I have taken the asm output from a.out gcc-2.5.8, and cleaned it up
so that I could as and ld it to create an ELF binary. You only need to
do this with client.s, as that is where the CPU intensive bit is.
Remove the extra underscores, delete the call to ___main and you are
set. I linked that up to create an ELF binary with the asm output from
the a.out gcc-2.5.8, and it screams along just like the pure a.out binary.
So it is clearly not an a.out vs ELF issue, but rather an issue of
why is gcc now making slower asm code.
Others have also mentioned the difference in alignment (2,4 for a.out
and 4,16 for ELF) so I imposed the same alignment on the asm output
from 2.5.8 by sed'ding the .align 4 --> .align 16 and the .align 2 to
an .align 4. This in turn resulted in a slight increase (12065x -> 12075x)
in performance, making the ELF binary faster than the a.out one since the
alignment now favours the i486 cache design.
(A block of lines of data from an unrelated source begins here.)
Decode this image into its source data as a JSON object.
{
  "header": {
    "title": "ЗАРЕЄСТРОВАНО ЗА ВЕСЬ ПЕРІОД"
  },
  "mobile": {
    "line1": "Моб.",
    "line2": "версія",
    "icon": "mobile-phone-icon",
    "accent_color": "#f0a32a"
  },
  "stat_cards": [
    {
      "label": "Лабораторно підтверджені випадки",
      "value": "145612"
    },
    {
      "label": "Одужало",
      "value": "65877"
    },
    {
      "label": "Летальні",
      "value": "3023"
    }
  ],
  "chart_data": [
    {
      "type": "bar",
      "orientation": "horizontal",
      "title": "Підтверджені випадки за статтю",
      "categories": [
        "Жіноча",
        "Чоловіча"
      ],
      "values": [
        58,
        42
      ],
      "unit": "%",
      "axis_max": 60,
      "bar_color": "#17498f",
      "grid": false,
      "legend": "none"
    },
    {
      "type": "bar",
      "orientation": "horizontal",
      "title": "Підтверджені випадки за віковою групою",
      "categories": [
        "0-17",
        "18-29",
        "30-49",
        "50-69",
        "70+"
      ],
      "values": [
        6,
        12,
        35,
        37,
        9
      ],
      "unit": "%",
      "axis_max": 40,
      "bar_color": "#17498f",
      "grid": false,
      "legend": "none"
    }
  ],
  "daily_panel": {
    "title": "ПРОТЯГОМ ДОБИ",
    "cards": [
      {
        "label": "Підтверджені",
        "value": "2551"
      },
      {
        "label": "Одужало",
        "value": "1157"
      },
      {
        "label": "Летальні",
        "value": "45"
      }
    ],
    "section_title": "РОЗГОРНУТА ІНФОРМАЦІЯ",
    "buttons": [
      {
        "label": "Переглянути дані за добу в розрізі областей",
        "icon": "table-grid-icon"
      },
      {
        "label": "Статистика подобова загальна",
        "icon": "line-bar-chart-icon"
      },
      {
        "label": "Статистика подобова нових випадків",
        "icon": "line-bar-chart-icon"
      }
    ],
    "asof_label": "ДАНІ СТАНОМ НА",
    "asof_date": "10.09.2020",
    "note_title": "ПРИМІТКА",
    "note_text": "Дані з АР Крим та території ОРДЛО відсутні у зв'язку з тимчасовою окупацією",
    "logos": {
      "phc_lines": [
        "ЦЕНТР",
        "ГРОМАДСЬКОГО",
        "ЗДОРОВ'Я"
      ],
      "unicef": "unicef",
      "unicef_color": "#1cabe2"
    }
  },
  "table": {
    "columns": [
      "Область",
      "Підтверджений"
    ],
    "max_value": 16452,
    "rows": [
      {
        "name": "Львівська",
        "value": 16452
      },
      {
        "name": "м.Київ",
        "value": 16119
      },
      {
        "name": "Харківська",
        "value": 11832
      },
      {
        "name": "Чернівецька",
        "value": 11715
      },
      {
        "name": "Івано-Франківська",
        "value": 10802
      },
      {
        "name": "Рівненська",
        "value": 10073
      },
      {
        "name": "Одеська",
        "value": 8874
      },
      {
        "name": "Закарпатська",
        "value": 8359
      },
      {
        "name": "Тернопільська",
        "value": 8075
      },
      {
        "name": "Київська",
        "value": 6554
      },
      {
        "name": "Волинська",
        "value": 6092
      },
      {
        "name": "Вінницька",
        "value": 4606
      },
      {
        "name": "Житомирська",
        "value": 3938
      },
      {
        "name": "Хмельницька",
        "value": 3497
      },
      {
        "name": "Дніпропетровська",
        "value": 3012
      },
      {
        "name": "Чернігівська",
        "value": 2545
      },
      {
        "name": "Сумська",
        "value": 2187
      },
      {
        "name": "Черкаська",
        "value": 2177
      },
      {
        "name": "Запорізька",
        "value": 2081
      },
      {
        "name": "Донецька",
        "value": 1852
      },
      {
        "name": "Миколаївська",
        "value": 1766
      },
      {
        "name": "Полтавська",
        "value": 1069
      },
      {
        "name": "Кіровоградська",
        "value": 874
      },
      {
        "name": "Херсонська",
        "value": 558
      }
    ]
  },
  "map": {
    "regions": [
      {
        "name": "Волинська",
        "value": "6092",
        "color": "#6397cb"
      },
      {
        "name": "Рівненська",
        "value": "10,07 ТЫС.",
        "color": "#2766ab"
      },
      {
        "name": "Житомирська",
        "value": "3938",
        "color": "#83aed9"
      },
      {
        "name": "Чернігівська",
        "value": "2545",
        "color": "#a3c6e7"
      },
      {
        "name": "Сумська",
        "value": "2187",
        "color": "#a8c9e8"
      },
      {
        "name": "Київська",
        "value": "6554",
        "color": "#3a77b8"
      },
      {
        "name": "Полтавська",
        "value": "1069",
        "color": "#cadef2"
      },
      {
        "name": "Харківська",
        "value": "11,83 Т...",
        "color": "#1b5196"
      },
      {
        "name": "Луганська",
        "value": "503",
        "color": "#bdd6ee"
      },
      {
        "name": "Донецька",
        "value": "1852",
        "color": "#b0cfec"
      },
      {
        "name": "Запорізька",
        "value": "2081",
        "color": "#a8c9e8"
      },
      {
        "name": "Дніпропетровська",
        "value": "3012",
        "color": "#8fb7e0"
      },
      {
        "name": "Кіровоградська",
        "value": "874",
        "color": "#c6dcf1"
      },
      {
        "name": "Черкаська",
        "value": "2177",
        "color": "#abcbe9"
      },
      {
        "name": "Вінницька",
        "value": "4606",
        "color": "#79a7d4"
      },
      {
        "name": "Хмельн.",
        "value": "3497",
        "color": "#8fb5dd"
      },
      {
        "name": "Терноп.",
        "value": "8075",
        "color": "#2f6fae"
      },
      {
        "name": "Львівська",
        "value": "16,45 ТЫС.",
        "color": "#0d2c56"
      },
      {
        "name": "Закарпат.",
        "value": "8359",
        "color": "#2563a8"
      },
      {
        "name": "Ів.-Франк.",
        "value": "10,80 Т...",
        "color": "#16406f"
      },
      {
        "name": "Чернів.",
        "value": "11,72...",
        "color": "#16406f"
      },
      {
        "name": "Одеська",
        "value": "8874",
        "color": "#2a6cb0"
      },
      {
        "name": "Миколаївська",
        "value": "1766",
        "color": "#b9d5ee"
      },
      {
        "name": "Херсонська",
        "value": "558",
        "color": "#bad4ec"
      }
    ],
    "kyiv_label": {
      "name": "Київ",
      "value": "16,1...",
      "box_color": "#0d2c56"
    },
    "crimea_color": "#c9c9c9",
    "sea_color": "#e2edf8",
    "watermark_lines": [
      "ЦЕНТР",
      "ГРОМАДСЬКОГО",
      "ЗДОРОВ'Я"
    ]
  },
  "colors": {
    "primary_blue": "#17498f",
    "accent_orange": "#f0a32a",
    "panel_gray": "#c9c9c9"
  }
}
I'd have to look at the two asm outputs more closely to see why the
main loop (RC5_KEY_CHECK) is so lame with newer gcc's but I am not
too much of an an asm guru and so I doubt I'd see the problem even
if it was staring me in the face. For what its worth, the number
of asm lines in the fast one is 1067 and 1269 in the slow one.
That in itself is an increase of 19% more instructions. Hrrm,
I wonder if gcc-2.7.2 is slower for other things as well, or if it
is just something this app triggers...
The moral of the story is that the binary is definitely a lot
faster if the binary was created with a pre 2.7 gcc. Both
gcc-2.6.3 and gcc-2.5.8 produce faster asm code for this program,
but gcc-2.7.0 appears to be slow like gcc-2.7.2 is (if not worse).
If you have access to an older gcc, you can home-brew your own ELF
rc5 binary that is much faster than what you are probably using now.
Paul.